No but it was the first time I shot it wet I added five cc's of water and shook it and shot 2 mags through it checked it.
 
Wet doesn't matter. 5cc or more doesn't matter...more makes it louder. Coming loose, cross
Thread, squibs, or better yet, an end cap NOT tightened all the way...now those things will
Get you the result of a strike.

Sorry to hear it by the way. Love mine.
 
Did you take out and inspect the baffles? I clean and inspect mine every couple hundred rounds or so, and also rotate the baffles to reduce zero shift.
I know that AAC wont just send you new baffles, you will have to send your can in if they are damaged.
 
On another note, anyone finding a way to keep this bad boy on during strings? I shoot, tighten, shoot tighten, and at end of last string which was 5 shots, it was pretty loose. Lucky I didn't get a strike. Been trying to get that silly o ring installed in my piston, but it just seems to be slightly too big, bunches up on one side. Thread tape the best route or what?
 
Hmm. I run mine on an FNX also. Haven't had any issues with it loosening up. Are u using the short piston or the long one? And are you cleaning the threads on the host and the piston?
 
On another note, anyone finding a way to keep this bad boy on during strings? I shoot, tighten, shoot tighten, and at end of last string which was 5 shots, it was pretty loose. Lucky I didn't get a strike. Been trying to get that silly o ring installed in my piston, but it just seems to be slightly too big, bunches up on one side. Thread tape the best route or what?

Yep, thread tape. Some threads mate well, others just have the slop. The piston bounce doesn't help much with keeping it stay put.
No crush washer! The piston must bottom out on the shoulder at the end of your threads...on barrel.
 
Run that short piston on the FNH Tactical. The barrels protrude enough to allow the use of the shorter piston. As far as the unthreading I would just wrap some thread tape around it and rock on. Make sure your threads on both the piston and barrel are clean and free of any debris.
 
rubber o ring on the host.

I would avoid using rubber O-rings. While this will typically keep a can from walking off it is highly likely that it will put the suppressor bore off of true and you could be striking. Especially with the Tirant, Octane, or any other high end pistol cans. Pistol cans have fairly tight bores these days. We just launched a pistol can at shot show that we had been working on for about a year. Part of the design study was bores and in the last 10-20 years bore sizes have gotten significantly tighter. Technology and machining tolerances have come a long way as well which has given manufacturers the ability to make more high performance products but tight bores are something that is becoming more common place.

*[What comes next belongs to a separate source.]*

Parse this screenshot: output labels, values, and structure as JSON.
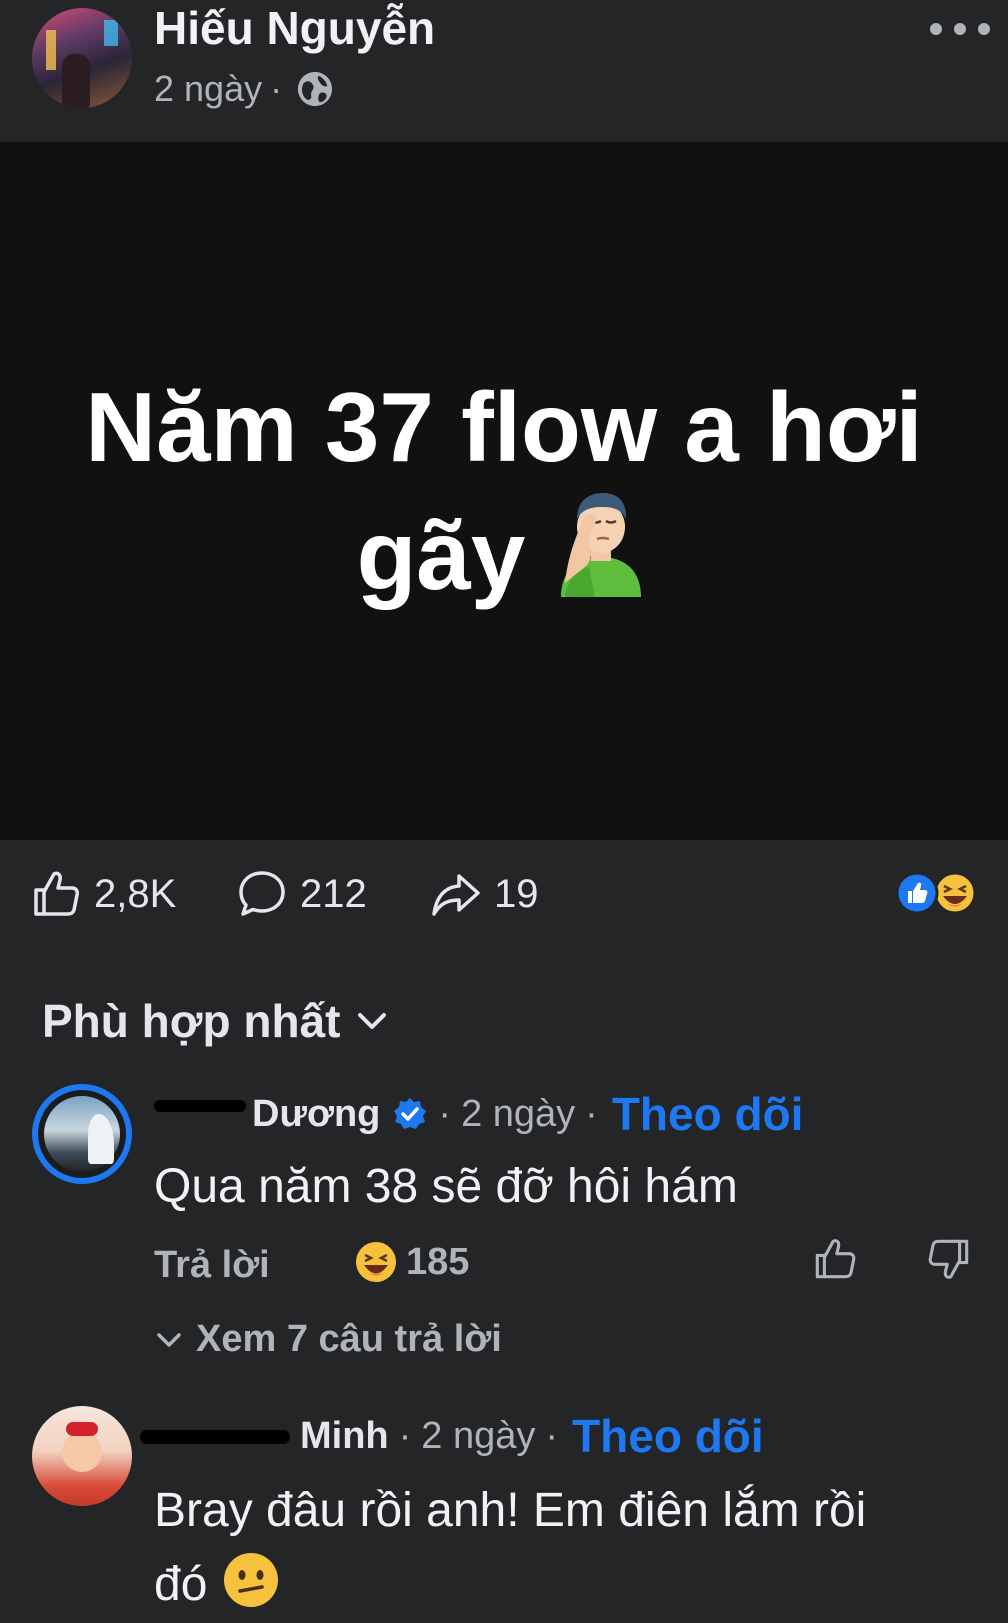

While I dont think any manufacturer would suggest it due to conflicts with a warranty or use statement, I think pipe tape is fairly harmless to try. But using anything that could put the suppressor out of allignment is a bad idea.

Pistol cans loosen faster than any other suppressor. You just have to check tighten while shooting with your non firing hand. Also its always a good idea to visually check bore alignment with a silencer and host weapon prior to shooting to ensure you have baffle clearance to the bore. Obviously unload the firearms in accordance with user manual etc etc etc...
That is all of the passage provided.